There is Chinners, a strapping 6-2, 225-pound first baseman, looking like a little kid as he pushes his face against the fence at Charleston Southern's baseball field.

On the other side of the fence is Chinners' grandfather. The two press their hands together through the chain link as they talk.

"That's the last photo of the two of us together," Chinners, a senior, said of his grandfather, Harold Mizzell. "He died in November. My granddad always said he wanted to be able to watch me play college baseball.

"I got three years with him, and he got to watch every game at home that I played, until this year."

Mizzell wasn't alone in the CSU Ballpark to watch Chinners become the Bucs' career leader in hits over the last four seasons. There are usually many members of the Chinners/ Mizzell clan, from nearby St. George, on hand when the Bucs play.

"It's been a gift to be able to play in front of my family, I'll tell you that," Chinners said.

The irony, of course, is that in order to be able to play college baseball in front of his family, Chinners had to leave his home in St. George when he was just 14 years old.

A promising player, Chinners moved to Columbia when he was 14 to live with his uncle, Barry Mizzell, the coach at Richland Northeast High School and himself a former CSU ballplayer.

After about a year, his immediate family was eventually able to move to Columbia as well.

"In St. George, it's hard to get looked at for baseball," said Chinners, the son of Jimmy and Debbie Chinners. "People don't want to come out that far to see small-town talents. They want to go to the bigger schools where they can see a bunch of talent at one time.

"It was tough to leave home. But I was raised in a family where we've been through a lot, lost a lot of people when I was young. If it was something I wanted to do, they supported me. And with their support behind me, it was easier than I imagined it would be."

The move paid off. Playing against stiffer competition at a Class AAAA high school, Chinners developed into an all-region player good enough to be offered some small-school scholarships.

"I had some offers to play in the Upstate," he said.

"But I always say I came back here because of my granddad."

Granddad recruited well. After redshirting as a freshman walk-on, Chinners batted .318 in his first season in 2008; hit .339 in 2009; and last season blossomed into an all-Big South player, batting .385 with seven home runs and 43 runs batted-in, earning more scholarship money each season.
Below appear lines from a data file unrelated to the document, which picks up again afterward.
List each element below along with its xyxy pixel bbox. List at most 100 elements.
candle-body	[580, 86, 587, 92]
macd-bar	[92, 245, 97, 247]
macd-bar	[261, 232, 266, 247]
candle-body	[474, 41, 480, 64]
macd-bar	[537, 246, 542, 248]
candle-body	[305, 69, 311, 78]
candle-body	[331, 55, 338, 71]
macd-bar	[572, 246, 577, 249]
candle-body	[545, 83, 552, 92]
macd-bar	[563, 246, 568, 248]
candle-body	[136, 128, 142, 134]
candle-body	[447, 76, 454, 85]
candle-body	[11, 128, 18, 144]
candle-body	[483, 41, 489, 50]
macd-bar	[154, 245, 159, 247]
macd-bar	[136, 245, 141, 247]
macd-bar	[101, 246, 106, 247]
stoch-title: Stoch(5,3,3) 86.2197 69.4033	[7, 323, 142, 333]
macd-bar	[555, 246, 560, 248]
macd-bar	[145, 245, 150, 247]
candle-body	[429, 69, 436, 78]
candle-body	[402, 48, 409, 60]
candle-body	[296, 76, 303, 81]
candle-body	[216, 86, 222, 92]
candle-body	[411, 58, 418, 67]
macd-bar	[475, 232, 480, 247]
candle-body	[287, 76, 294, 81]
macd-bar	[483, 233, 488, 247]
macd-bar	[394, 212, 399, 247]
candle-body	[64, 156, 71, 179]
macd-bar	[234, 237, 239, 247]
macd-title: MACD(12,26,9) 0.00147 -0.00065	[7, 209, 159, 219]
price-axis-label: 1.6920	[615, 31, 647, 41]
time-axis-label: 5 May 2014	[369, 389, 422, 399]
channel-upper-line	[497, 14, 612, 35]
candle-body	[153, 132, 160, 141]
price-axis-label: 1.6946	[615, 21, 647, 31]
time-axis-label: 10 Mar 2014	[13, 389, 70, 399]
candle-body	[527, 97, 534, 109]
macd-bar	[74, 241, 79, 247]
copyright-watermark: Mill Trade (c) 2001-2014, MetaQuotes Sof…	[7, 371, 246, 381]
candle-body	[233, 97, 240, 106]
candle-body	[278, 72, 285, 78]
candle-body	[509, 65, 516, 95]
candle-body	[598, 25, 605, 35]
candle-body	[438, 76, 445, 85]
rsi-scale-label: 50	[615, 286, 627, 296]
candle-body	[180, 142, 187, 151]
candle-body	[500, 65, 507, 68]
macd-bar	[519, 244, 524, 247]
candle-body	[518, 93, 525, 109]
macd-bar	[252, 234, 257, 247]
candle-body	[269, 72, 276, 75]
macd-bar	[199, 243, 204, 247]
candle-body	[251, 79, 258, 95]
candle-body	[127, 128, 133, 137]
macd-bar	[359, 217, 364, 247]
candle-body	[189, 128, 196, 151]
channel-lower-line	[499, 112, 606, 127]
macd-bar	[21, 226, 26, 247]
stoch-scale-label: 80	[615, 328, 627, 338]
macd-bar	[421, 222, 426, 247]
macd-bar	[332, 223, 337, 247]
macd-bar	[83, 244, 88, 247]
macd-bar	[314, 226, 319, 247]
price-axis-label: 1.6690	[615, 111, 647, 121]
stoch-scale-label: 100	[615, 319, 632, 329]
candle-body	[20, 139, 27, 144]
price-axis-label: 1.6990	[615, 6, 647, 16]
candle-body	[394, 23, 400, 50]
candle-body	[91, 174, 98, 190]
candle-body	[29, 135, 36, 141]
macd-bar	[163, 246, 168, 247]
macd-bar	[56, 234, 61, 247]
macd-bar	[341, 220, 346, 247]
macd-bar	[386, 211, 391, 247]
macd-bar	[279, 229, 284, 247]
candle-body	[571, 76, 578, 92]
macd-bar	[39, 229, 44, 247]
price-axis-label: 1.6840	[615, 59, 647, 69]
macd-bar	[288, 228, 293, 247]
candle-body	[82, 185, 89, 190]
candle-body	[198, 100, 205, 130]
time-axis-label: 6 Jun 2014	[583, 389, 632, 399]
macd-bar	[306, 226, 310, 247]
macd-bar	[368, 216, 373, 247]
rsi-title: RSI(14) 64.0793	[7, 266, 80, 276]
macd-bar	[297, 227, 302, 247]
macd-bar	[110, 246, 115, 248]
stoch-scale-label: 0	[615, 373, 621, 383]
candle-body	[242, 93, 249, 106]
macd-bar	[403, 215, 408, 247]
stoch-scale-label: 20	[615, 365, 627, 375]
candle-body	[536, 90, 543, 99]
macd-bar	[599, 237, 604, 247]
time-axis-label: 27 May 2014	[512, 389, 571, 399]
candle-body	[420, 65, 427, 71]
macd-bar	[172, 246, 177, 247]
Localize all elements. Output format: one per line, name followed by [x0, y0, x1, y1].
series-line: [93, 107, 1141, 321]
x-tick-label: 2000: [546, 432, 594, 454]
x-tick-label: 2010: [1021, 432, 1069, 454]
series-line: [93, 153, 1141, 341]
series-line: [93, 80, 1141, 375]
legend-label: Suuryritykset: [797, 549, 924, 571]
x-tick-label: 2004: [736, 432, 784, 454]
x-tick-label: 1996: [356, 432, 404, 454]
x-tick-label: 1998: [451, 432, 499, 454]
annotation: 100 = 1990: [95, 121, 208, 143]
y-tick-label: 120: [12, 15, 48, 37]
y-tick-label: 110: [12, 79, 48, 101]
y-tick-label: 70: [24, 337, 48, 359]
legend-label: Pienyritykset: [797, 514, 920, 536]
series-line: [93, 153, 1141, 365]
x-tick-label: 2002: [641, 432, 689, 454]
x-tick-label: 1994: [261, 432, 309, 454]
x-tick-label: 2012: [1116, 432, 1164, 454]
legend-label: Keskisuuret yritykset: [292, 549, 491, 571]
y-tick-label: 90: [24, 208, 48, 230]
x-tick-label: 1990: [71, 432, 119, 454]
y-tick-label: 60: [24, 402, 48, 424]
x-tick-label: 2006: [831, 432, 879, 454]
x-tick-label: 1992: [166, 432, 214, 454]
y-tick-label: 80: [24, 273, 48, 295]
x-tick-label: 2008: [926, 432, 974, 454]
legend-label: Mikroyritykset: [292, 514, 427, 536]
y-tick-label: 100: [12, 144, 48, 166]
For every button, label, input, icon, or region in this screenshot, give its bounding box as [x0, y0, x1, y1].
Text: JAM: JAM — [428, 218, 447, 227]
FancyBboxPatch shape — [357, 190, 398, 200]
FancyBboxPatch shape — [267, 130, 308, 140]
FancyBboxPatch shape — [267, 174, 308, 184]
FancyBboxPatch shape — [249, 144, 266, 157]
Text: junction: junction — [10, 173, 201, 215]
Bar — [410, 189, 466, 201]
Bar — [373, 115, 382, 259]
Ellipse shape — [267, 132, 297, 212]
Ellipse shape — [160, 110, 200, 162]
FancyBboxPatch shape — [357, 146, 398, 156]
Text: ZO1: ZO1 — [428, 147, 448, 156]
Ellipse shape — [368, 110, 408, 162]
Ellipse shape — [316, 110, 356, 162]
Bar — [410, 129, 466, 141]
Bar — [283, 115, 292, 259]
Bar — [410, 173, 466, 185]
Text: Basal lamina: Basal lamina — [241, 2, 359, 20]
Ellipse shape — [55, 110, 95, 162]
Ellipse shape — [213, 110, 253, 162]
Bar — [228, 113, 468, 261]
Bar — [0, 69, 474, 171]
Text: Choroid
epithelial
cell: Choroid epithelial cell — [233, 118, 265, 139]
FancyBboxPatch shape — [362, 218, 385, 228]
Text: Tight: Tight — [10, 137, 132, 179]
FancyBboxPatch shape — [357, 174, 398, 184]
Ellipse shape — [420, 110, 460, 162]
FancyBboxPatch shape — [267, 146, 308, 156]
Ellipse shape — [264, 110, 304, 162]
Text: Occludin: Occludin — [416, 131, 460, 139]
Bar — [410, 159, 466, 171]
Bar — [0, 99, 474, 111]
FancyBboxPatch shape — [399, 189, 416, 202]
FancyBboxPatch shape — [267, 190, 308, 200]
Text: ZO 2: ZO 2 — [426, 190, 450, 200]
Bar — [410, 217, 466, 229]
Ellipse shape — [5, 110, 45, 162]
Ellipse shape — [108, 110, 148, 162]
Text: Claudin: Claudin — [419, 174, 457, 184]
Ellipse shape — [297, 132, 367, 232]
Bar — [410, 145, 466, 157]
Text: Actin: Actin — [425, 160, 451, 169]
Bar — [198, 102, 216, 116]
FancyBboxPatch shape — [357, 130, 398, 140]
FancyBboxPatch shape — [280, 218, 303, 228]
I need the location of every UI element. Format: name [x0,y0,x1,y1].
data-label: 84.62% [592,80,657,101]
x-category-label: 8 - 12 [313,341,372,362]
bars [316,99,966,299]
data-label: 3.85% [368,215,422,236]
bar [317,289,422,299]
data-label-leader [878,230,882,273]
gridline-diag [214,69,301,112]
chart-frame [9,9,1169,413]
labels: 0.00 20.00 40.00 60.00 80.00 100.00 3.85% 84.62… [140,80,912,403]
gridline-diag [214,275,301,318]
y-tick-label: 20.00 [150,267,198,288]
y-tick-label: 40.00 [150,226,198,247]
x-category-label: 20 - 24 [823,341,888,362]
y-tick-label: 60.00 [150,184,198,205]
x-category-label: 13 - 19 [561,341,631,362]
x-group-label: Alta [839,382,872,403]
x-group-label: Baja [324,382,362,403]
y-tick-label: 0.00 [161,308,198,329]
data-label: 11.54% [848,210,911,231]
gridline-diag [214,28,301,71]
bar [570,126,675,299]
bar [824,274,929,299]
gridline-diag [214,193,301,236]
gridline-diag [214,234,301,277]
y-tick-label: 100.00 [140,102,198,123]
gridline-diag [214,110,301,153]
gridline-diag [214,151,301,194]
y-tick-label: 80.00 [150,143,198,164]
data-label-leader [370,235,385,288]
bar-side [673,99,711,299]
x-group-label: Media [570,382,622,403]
This season, he's hitting .335 with five homers and 36 RBIs for a Bucs team that's posted its best season in years, and enters the Big South tournament with realistic hopes.

"A Big South championship, that's all that matters," he said. "All the accolades and stuff, they are stories I can tell grandchildren, I guess. But it doesn't add up to much unless you are winning, and that's our goal. We've got to show up and play and give it everything we've got."

Just like Granddad would have wanted.